Tout cela est bien beau, mais à quoi ça sert de faire du cinéma convivial ? Dans l’absolu à rien. Mais comme tout est relatif…

  • Tout d’abord, c’est sympa à faire. Réaliser des films et des projections, c’est un bon passe-temps. Ca vaut bien un footing ou une partie de belote.
  • Ensuite, c’est sympa pour les autres qui peuvent profiter gratuitement des projections gratuites ou des open movies.
  • Enfin, ça s’inscrit dans un choix de vie : 1. continuer à s’embourber dans la mélasse de la société industrielle, en essayant de réussir dans une profession et en consommant les produits que veulent nous refourguer les professionnels, 2. tenter de s’en sortir. Choix de vie qui, en ce qui concerne le cinéma, n’est pas sans conséquence, puisqu’il conduit soit au développement massif du cinéma convivial, pour le plus grand bonheur des cinéphiles, des banlieusards et des campagnards, soit à la mainmise des professionnels sur le cinéma, pour le plus grand bonheur des actionnaires, des gens cultivés et des bouseux des centre-villes. Car le problème c’est qu’à l’heure actuelle, si il existe encore si peu de projets d’open movies et de projets de cinémas conviviaux, c’est parce qu’il y a encore une majorité de personnes de la vieille époque qui ont fait le choix de réussir dans le cinéma professionnel. Ils continuent de croire que ce qui est “fun”, c’est la réussite sociale et économique.

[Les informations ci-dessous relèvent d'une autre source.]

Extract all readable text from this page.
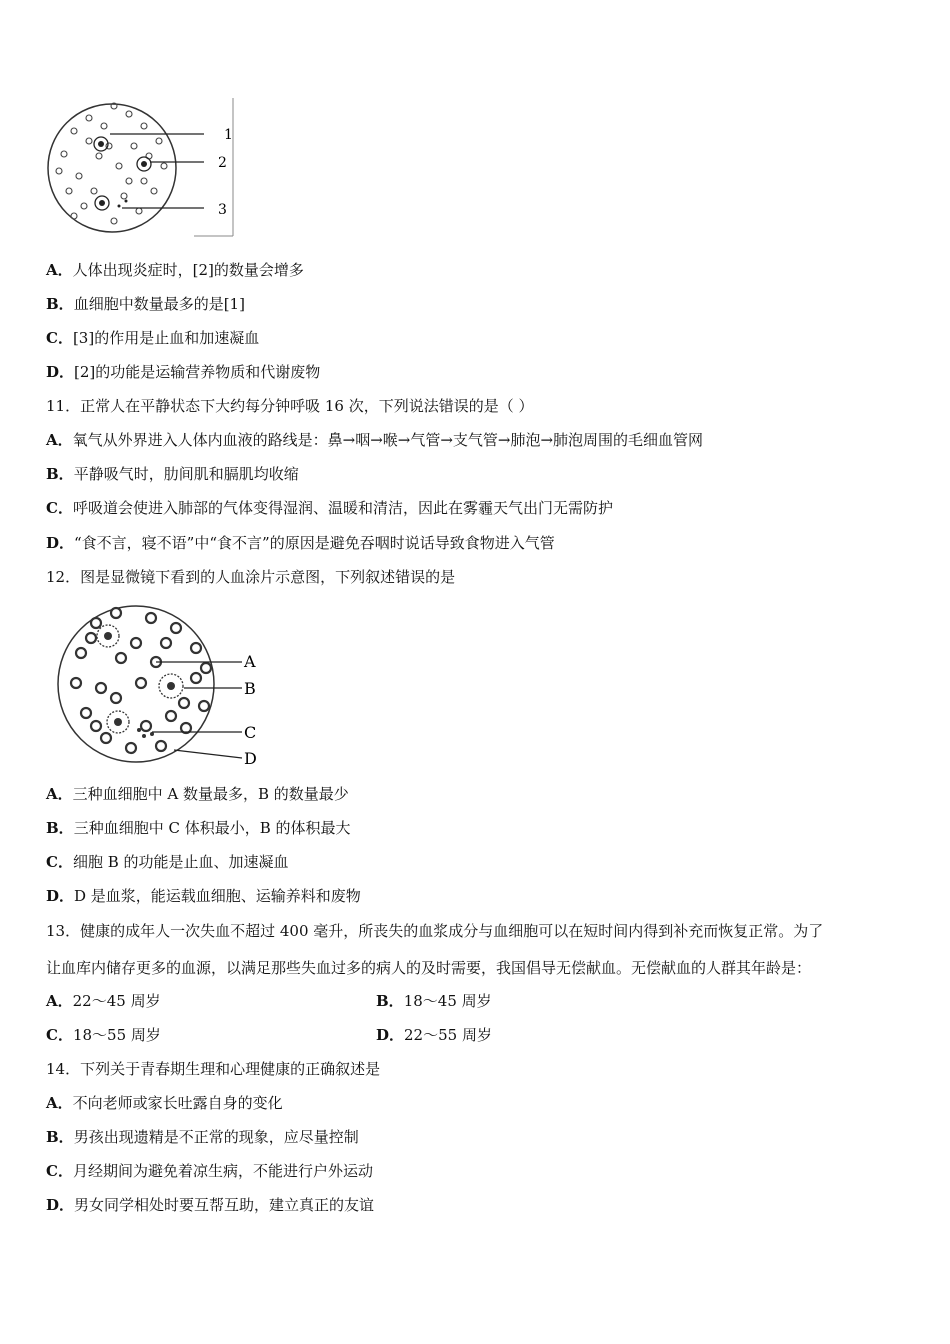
1
2
3
A．人体出现炎症时，[2]的数量会增多
B．血细胞中数量最多的是[1]
C．[3]的作用是止血和加速凝血
D．[2]的功能是运输营养物质和代谢废物
11．正常人在平静状态下大约每分钟呼吸 16 次，下列说法错误的是（ ）
A．氧气从外界进入人体内血液的路线是：鼻→咽→喉→气管→支气管→肺泡→肺泡周围的毛细血管网
B．平静吸气时，肋间肌和膈肌均收缩
C．呼吸道会使进入肺部的气体变得湿润、温暖和清洁，因此在雾霾天气出门无需防护
D．“食不言，寝不语”中“食不言”的原因是避免吞咽时说话导致食物进入气管
12．图是显微镜下看到的人血涂片示意图，下列叙述错误的是
A
B
C
D
A．三种血细胞中 A 数量最多，B 的数量最少
B．三种血细胞中 C 体积最小，B 的体积最大
C．细胞 B 的功能是止血、加速凝血
D．D 是血浆，能运载血细胞、运输养料和废物
13．健康的成年人一次失血不超过 400 毫升，所丧失的血浆成分与血细胞可以在短时间内得到补充而恢复正常。为了
让血库内储存更多的血源，以满足那些失血过多的病人的及时需要，我国倡导无偿献血。无偿献血的人群其年龄是：
A．22～45 周岁	B．18～45 周岁
C．18～55 周岁	D．22～55 周岁
14．下列关于青春期生理和心理健康的正确叙述是
A．不向老师或家长吐露自身的变化
B．男孩出现遗精是不正常的现象，应尽量控制
C．月经期间为避免着凉生病，不能进行户外运动
D．男女同学相处时要互帮互助，建立真正的友谊
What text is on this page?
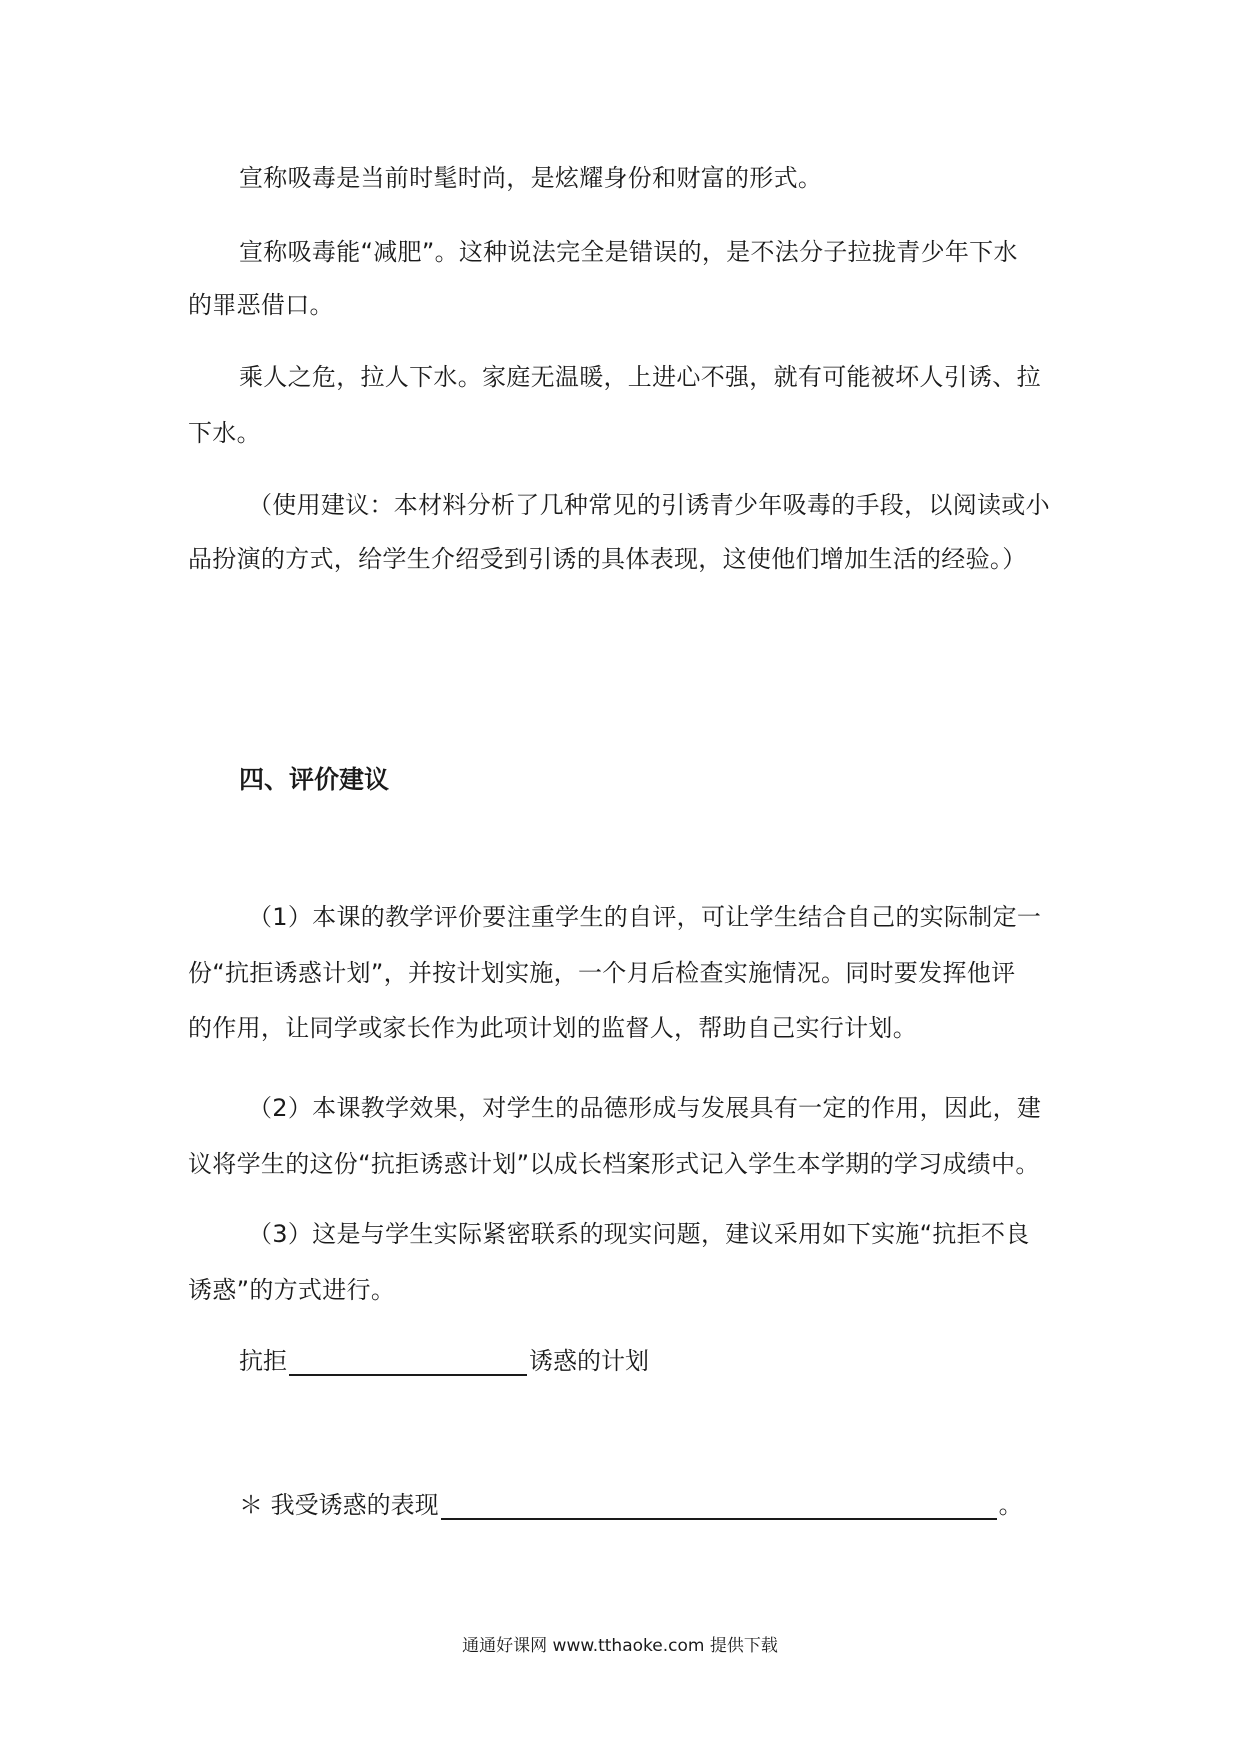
宣称吸毒是当前时髦时尚，是炫耀身份和财富的形式。
宣称吸毒能“减肥”。这种说法完全是错误的，是不法分子拉拢青少年下水
的罪恶借口。
乘人之危，拉人下水。家庭无温暖，上进心不强，就有可能被坏人引诱、拉
下水。
（使用建议：本材料分析了几种常见的引诱青少年吸毒的手段，以阅读或小
品扮演的方式，给学生介绍受到引诱的具体表现，这使他们增加生活的经验。）
四、评价建议
（1）本课的教学评价要注重学生的自评，可让学生结合自己的实际制定一
份“抗拒诱惑计划”，并按计划实施，一个月后检查实施情况。同时要发挥他评
的作用，让同学或家长作为此项计划的监督人，帮助自己实行计划。
（2）本课教学效果，对学生的品德形成与发展具有一定的作用，因此，建
议将学生的这份“抗拒诱惑计划”以成长档案形式记入学生本学期的学习成绩中。
（3）这是与学生实际紧密联系的现实问题，建议采用如下实施“抗拒不良
诱惑”的方式进行。
抗拒	诱惑的计划
＊ 我受诱惑的表现	。
通通好课网 www.tthaoke.com 提供下载
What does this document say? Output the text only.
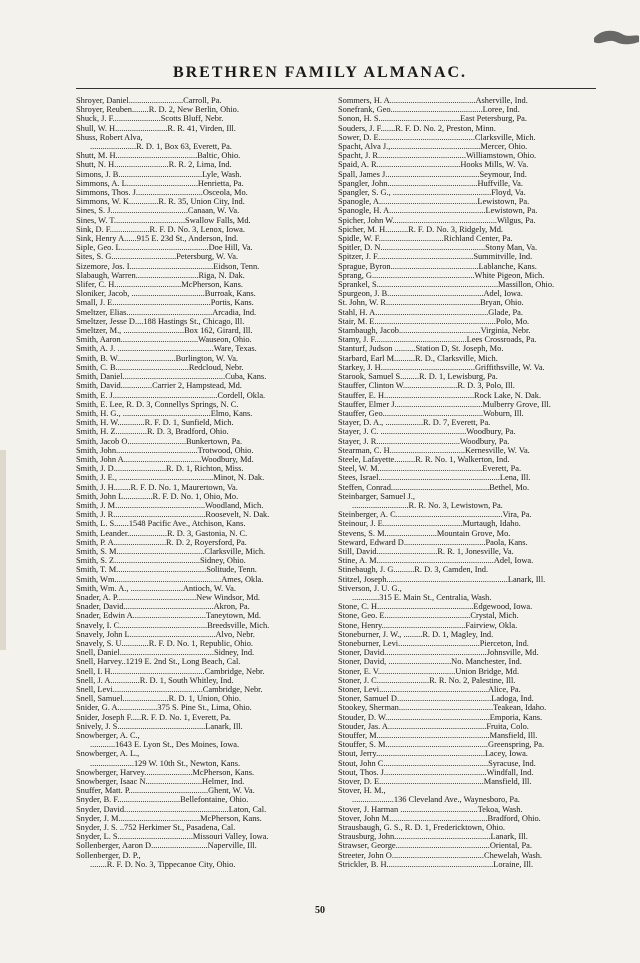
BRETHREN FAMILY ALMANAC.
Shroyer, Daniel..........................Carroll, Pa.
Shroyer, Reuben........R. D. 2, New Berlin, Ohio.
Shuck, J. F.......................Scotts Bluff, Nebr.
Shull, W. H.........................R. R. 41, Virden, Ill.
Shuss, Robert Alva,
......................R. D. 1, Box 63, Everett, Pa.
Shutt, M. H.......................................Baltic, Ohio.
Shutt, N. H..........................R. R. 2, Lima, Ind.
Simons, J. B........................................Lyle, Wash.
Simmons, A. L..................................Henrietta, Pa.
Simmons, Thos. J................................Osceola, Mo.
Simmons, W. K..............R. R. 35, Union City, Ind.
Sines, S. J.....................................Canaan, W. Va.
Sines, W. T..................................Swallow Falls, Md.
Sink, D. F...................R. F. D. No. 3, Lenox, Iowa.
Sink, Henry A......915 E. 23d St., Anderson, Ind.
Siple, Geo. L..........................................Doe Hill, Va.
Sites, S. G...............................Petersburg, W. Va.
Sizemore, Jos. I........................................Eidson, Tenn.
Slabaugh, Warren..............................Riga, N. Dak.
Slifer, C. H................................McPherson, Kans.
Sloniker, Jacob, ...................................Burroak, Kans.
Small, J. E...............................................Portis, Kans.
Smeltzer, Elias.........................................Arcadia, Ind.
Smeltzer, Jesse D....188 Hastings St., Chicago, Ill.
Smeltzer, M., .............................Box 162, Girard, Ill.
Smith, Aaron.....................................Wauseon, Ohio.
Smith, A. J. ..............................................Ware, Texas.
Smith, B. W............................Burlington, W. Va.
Smith, C. B...................................Redcloud, Nebr.
Smith, Daniel.................................................Cuba, Kans.
Smith, David...............Carrier 2, Hampstead, Md.
Smith, E. J..................................................Cordell, Okla.
Smith, E. Lee, R. D. 3, Connellys Springs, N. C.
Smith, H. G., ..........................................Elmo, Kans.
Smith, H. W.............R. F. D. 1, Sunfield, Mich.
Smith, H. Z...............R. D. 3, Bradford, Ohio.
Smith, Jacob O............................Bunkertown, Pa.
Smith, John.......................................Trotwood, Ohio.
Smith, John A.....................................Woodbury, Md.
Smith, J. D.........................R. D. 1, Richton, Miss.
Smith, J. E., .............................................Minot, N. Dak.
Smith, J. H........R. F. D. No. 1, Maurertown, Va.
Smith, John L..............R. F. D. No. 1, Ohio, Mo.
Smith, J. M...........................................Woodland, Mich.
Smith, J. R............................................Roosevelt, N. Dak.
Smith, L. S.......1548 Pacific Ave., Atchison, Kans.
Smith, Leander...................R. D. 3, Gastonia, N. C.
Smith, P. A.........................R. D. 2, Royersford, Pa.
Smith, S. M..........................................Clarksville, Mich.
Smith, S. Z.........................................Sidney, Ohio.
Smith, T. M...........................................Solitude, Tenn.
Smith, Wm...................................................Ames, Okla.
Smith, Wm. A., .........................Antioch, W. Va.
Snader, A. P......................................New Windsor, Md.
Snader, David...........................................Akron, Pa.
Snader, Edwin A...................................Taneytown, Md.
Snavely, I. C..........................................Breedsville, Mich.
Snavely, John L.........................................Alvo, Nebr.
Snavely, S. U.............R. F. D. No. 1, Republic, Ohio.
Snell, Daniel.............................................Sidney, Ind.
Snell, Harvey..1219 E. 2nd St., Long Beach, Cal.
Snell, I. H.............................................Cambridge, Nebr.
Snell, J. A..............R. D. 1, South Whitley, Ind.
Snell, Levi...........................................Cambridge, Nebr.
Snell, Samuel......................R. D. 1, Union, Ohio.
Snider, G. A...................375 S. Pine St., Lima, Ohio.
Snider, Joseph F.....R. F. D. No. 1, Everett, Pa.
Snively, J. S..........................................Lanark, Ill.
Snowberger, A. C.,
............1643 E. Lyon St., Des Moines, Iowa.
Snowberger, A. L.,
.....................129 W. 10th St., Newton, Kans.
Snowberger, Harvey.......................McPherson, Kans.
Snowberger, Isaac N...........................Helmer, Ind.
Snuffer, Matt. P......................................Ghent, W. Va.
Snyder, B. F..............................Bellefontaine, Ohio.
Snyder, David..................................................Laton, Cal.
Snyder, J. M.......................................McPherson, Kans.
Snyder, J. S. ..752 Herkimer St., Pasadena, Cal.
Snyder, L. S....................................Missouri Valley, Iowa.
Sollenberger, Aaron D...........................Naperville, Ill.
Sollenberger, D. P.,
........R. F. D. No. 3, Tippecanoe City, Ohio.
Sommers, H. A.........................................Asherville, Ind.
Sonefrank, Geo............................................Loree, Ind.
Sonon, H. S.......................................East Petersburg, Pa.
Souders, J. F.......R. F. D. No. 2, Preston, Minn.
Sower, D. E..............................................Clarksville, Mich.
Spacht, Alva J.,...........................................Mercer, Ohio.
Spacht, J. R..........................................Williamstown, Ohio.
Spaid, A. R........................................Hooks Mills, W. Va.
Spall, James J.............................................Seymour, Ind.
Spangler, John...........................................Huffville, Va.
Spangler, S. G., ...............................................Floyd, Va.
Spanogle, A...............................................Lewistown, Pa.
Spanogle, H. A..............................................Lewistown, Pa.
Spicher, John W..................................................Wilgus, Pa.
Spicher, M. H...........R. F. D. No. 3, Ridgely, Md.
Spidle, W. F...............................Richland Center, Pa.
Spitler, D. N..................................................Stony Man, Va.
Spitzer, J. F..............................................Summitville, Ind.
Sprague, Byron..........................................Lablanche, Kans.
Sprang, G.................................................White Pigeon, Mich.
Sprankel, S..........................................................Massillon, Ohio.
Spurgeon, J. B..............................................Adel, Iowa.
St. John, W. R.............................................Bryan, Ohio.
Stahl, H. A......................................................Glade, Pa.
Stair, M. E..........................................................Polo, Mo.
Stambaugh, Jacob.......................................Virginia, Nebr.
Stamy, J. F............................................Lees Crossroads, Pa.
Stanturf, Judson ..........Station D, St. Joseph, Mo.
Starbard, Earl M..........R. D., Clarksville, Mich.
Starkey, J. H.............................................Griffithsville, W. Va.
Starook, Samuel S.........R. D. 1, Lewisburg, Pa.
Stauffer, Clinton W..........................R. D. 3, Polo, Ill.
Stauffer, E. H...........................................Rock Lake, N. Dak.
Stauffer, Elmer J..........................................Mulberry Grove, Ill.
Stauffer, Geo................................................Woburn, Ill.
Stayer, D. A., ..................R. D. 7, Everett, Pa.
Stayer, J. C. .........................................Woodbury, Pa.
Stayer, J. R........................................Woodbury, Pa.
Stearman, C. H....................................Kernesville, W. Va.
Steele, Lafayette..........R. R. No. 1, Walkerton, Ind.
Steel, W. M..................................................Everett, Pa.
Stees, Israel..........................................................Lena, Ill.
Steffen, Conrad...............................................Bethel, Mo.
Steinbarger, Samuel J.,
...........................R. R. No. 3, Lewistown, Pa.
Steinberger, A. C...................................................Vira, Pa.
Steinour, J. E......................................Murtaugh, Idaho.
Stevens, S. M.........................Mountain Grove, Mo.
Steward, Edward D.......................................Paola, Kans.
Still, David.............................R. R. 1, Jonesville, Va.
Stine, A. M........................................................Adel, Iowa.
Stinebaugh, J. G..........R. D. 3, Camden, Ind.
Stitzel, Joseph..........................................................Lanark, Ill.
Stiverson, J. U. G.,
.............315 E. Main St., Centralia, Wash.
Stone, C. H..............................................Edgewood, Iowa.
Stone, Geo. E.........................................Crystal, Mich.
Stone, Henry........................................Fairview, Okla.
Stoneburner, J. W., .........R. D. 1, Magley, Ind.
Stoneburner, Levi.......................................Pierceton, Ind.
Stoner, David.................................................Johnsville, Md.
Stoner, David, ..............................No. Manchester, Ind.
Stoner, E. V.....................................Union Bridge, Md.
Stoner, J. C.........................R. R. No. 2, Palestine, Ill.
Stoner, Levi....................................................Alice, Pa.
Stoner, Samuel D.............................................Ladoga, Ind.
Stookey, Sherman.............................................Teakean, Idaho.
Stouder, D. W..................................................Emporia, Kans.
Stouder, Jas. A...............................................Fruita, Colo.
Stouffer, M......................................................Mansfield, Ill.
Stouffer, S. M.................................................Greenspring, Pa.
Stout, Jerry....................................................Lacey, Iowa.
Stout, John C..................................................Syracuse, Ind.
Stout, Thos. J.................................................Windfall, Ind.
Stover, D. E..................................................Mansfield, Ill.
Stover, H. M.,
....................136 Cleveland Ave., Waynesboro, Pa.
Stover, J. Harman .....................................Tekoa, Wash.
Stover, John M...............................................Bradford, Ohio.
Strausbaugh, G. S., R. D. 1, Fredericktown, Ohio.
Strausburg, John..............................................Lanark, Ill.
Strawser, George.............................................Oriental, Pa.
Streeter, John O............................................Chewelah, Wash.
Strickler, B. H...................................................Loraine, Ill.
50
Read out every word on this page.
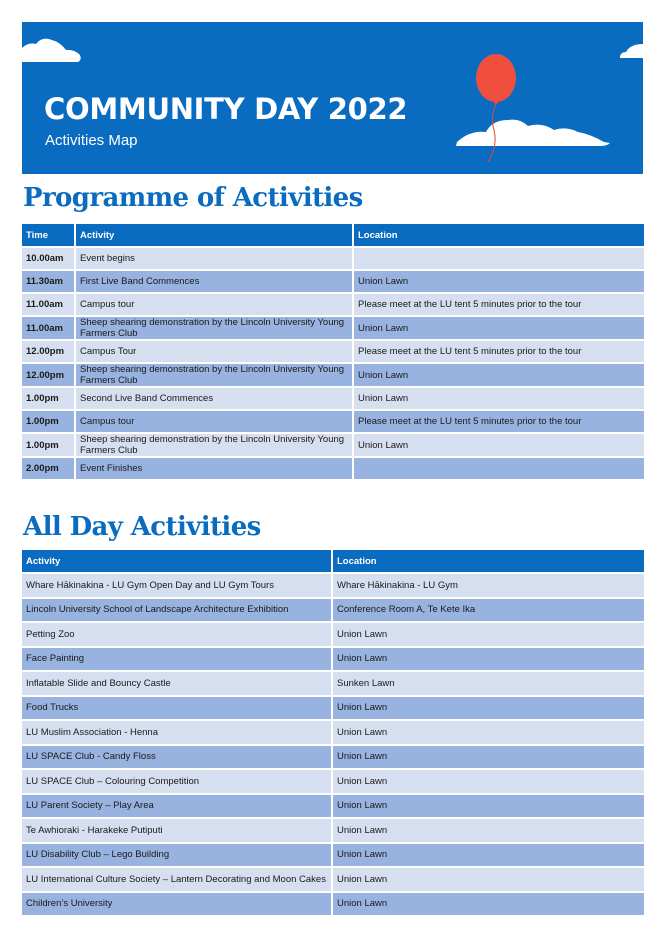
COMMUNITY DAY 2022
Activities Map
Programme of Activities
Time	Activity	Location
10.00am	Event begins	
11.30am	First Live Band Commences	Union Lawn
11.00am	Campus tour	Please meet at the LU tent 5 minutes prior to the tour
11.00am	Sheep shearing demonstration by the Lincoln University Young Farmers Club	Union Lawn
12.00pm	Campus Tour	Please meet at the LU tent 5 minutes prior to the tour
12.00pm	Sheep shearing demonstration by the Lincoln University Young Farmers Club	Union Lawn
1.00pm	Second Live Band Commences	Union Lawn
1.00pm	Campus tour	Please meet at the LU tent 5 minutes prior to the tour
1.00pm	Sheep shearing demonstration by the Lincoln University Young Farmers Club	Union Lawn
2.00pm	Event Finishes	
All Day Activities
Activity	Location
Whare Hākinakina - LU Gym Open Day and LU Gym Tours	Whare Hākinakina - LU Gym
Lincoln University School of Landscape Architecture Exhibition	Conference Room A, Te Kete Ika
Petting Zoo	Union Lawn
Face Painting	Union Lawn
Inflatable Slide and Bouncy Castle	Sunken Lawn
Food Trucks	Union Lawn
LU Muslim Association - Henna	Union Lawn
LU SPACE Club - Candy Floss	Union Lawn
LU SPACE Club – Colouring Competition	Union Lawn
LU Parent Society – Play Area	Union Lawn
Te Awhioraki - Harakeke Putiputi	Union Lawn
LU Disability Club – Lego Building	Union Lawn
LU International Culture Society – Lantern Decorating and Moon Cakes	Union Lawn
Children’s University	Union Lawn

Alors, tournons-nous tous ensemble vers le cinéma convivial. Car plus on sera à en faire, plus ce cinéma décollera, et plus on donnera tort à ceux qui vénèrent la réussite professionnelle comme d’autres ont vénéré leurs moaïs. Il va forcément y avoir un effet boule de neige. Peu à peu, des open movies vont se créer, se développer, se diffuser un peu partout et vont concurrencer le cinéma professionnel. Et dans quelques temps, plus personne ne songera à télécharger illégalement des films sur Emule, tout simplement parce que les films pourront légalement être téléchargés, modifiés et échangés par n’importe qui. Et la mainmise des professionnels sur le cinéma ne sera alors plus qu’un vieux souvenir.